Sunday, December 6, 2020

Nokia's pre-trial forum-shopping extends to its dispute with Lenovo as well (not just Daimler)

Just a quick follow-up to yesterday's post, Desperate-defiant Nokia withdraws two Dusseldorf patent cases against Daimler, trollishly refiles in Munich--where it's losing ground as well. The extent of the problem is even greater. Over the weekend I've learned that there's another recent case in which Nokia engaged in the same appalling practice--I said "appalling" because it's utterly disrespectful of a court and of the other parties to withdraw cases shortly before trial only to bring them in a venue presumed to be more sympathetic to plaintiffs.

Nokia's dispute with Lenovo involves some of the same issues as its spat with Daimler. In Munich, that includes the determination of collateral (bond or deposit to be provided if an injunction is enforced during an appeal) and the application of the Court of Justice of the EU's Huawei v. ZTE framework for deciding whether a SEP holder is entitled to injunctive relief against a particular defendant. Nokia had won an injunction against Lenovo in Munich, but the computer maker--represented by Freshfields Bruckhaus Deringer's Prince Wolrad of Waldeck and Dr. Nina Bayerl--successfully moved the appeals court for an enforcement stay.
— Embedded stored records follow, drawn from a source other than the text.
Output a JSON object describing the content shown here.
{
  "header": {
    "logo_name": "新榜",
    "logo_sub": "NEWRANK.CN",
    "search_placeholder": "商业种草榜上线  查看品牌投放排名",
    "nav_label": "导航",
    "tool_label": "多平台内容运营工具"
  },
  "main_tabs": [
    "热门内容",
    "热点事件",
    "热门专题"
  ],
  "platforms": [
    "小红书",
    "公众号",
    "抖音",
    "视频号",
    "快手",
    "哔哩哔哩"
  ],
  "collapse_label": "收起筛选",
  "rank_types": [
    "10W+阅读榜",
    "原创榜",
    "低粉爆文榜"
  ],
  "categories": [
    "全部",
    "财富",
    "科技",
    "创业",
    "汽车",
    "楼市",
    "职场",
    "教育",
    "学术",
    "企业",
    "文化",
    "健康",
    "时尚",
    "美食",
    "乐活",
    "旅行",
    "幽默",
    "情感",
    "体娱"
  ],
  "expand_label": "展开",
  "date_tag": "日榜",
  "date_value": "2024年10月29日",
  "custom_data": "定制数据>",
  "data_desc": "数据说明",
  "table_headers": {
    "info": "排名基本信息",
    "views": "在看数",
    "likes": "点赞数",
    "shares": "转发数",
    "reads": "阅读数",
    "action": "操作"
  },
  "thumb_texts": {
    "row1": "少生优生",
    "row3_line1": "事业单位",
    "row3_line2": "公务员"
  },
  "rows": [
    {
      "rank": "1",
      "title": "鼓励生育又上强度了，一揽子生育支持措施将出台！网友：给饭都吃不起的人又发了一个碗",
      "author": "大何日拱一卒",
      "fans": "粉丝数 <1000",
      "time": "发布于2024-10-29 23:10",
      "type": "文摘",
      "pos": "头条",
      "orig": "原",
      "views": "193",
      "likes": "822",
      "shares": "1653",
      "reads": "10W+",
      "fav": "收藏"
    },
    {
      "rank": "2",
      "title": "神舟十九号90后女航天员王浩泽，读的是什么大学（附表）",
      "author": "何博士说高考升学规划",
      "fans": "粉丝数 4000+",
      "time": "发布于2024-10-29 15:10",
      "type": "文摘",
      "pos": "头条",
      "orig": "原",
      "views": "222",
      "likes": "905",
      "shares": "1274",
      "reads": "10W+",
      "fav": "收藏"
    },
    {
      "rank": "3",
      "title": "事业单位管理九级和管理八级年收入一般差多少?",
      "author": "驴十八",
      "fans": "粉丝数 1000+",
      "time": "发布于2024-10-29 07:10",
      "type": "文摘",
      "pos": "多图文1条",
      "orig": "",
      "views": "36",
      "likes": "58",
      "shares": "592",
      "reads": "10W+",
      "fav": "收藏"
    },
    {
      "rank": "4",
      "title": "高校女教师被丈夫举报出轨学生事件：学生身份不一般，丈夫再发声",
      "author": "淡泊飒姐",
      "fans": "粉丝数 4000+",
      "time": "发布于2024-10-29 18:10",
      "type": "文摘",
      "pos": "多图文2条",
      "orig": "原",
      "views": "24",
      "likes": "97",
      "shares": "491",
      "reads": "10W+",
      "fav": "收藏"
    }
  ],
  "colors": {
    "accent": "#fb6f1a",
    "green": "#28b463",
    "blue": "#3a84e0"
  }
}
Irrespectively of that defeat, Nokia still rests its hopes on the court below, the Munich I Regional Court. And the failed Finnish handset maker dreads Dusseldorf after last month's referral to the CJEU of various component-level licensing and other SEP enforcement questions.

The same division of the Dusseldorf Regional Court that sent those legal questions to Luxembourg--under Presiding Judge Sabine Klepsch--had originally scheduled a Nokia v. Lenovo trial over EP1440515 on an "implementation of a transform and of a subsequent quantization" for last Thursday, December 3. Nokia first requested a postponement, and then, on Friday (December 4), withdrew its Dusseldorf complaint and refiled it in Munich.

Nokia asserts that EP'515 is essential to H.264 decoders, and non-essential to encoders. As for the decoder side, Nvidia intervened, so if Nokia prevailed on essentiality and validity, the question of component-level licensing would have resurfaced.

Forum-shopping is a reality, and some courts (particularly in the Western and Eastern District of Texas as well as some German cities) engage in forum-selling. That's bad enough. But by withdrawing cases almost on the eve of a trial, Nokia is taking forum-shopping to an extreme. The question is now whether it's already doing more outrageous things than Fortress Investment's Uniloc, or just closing the gap.

Such conduct gives patent enforcement a bad name.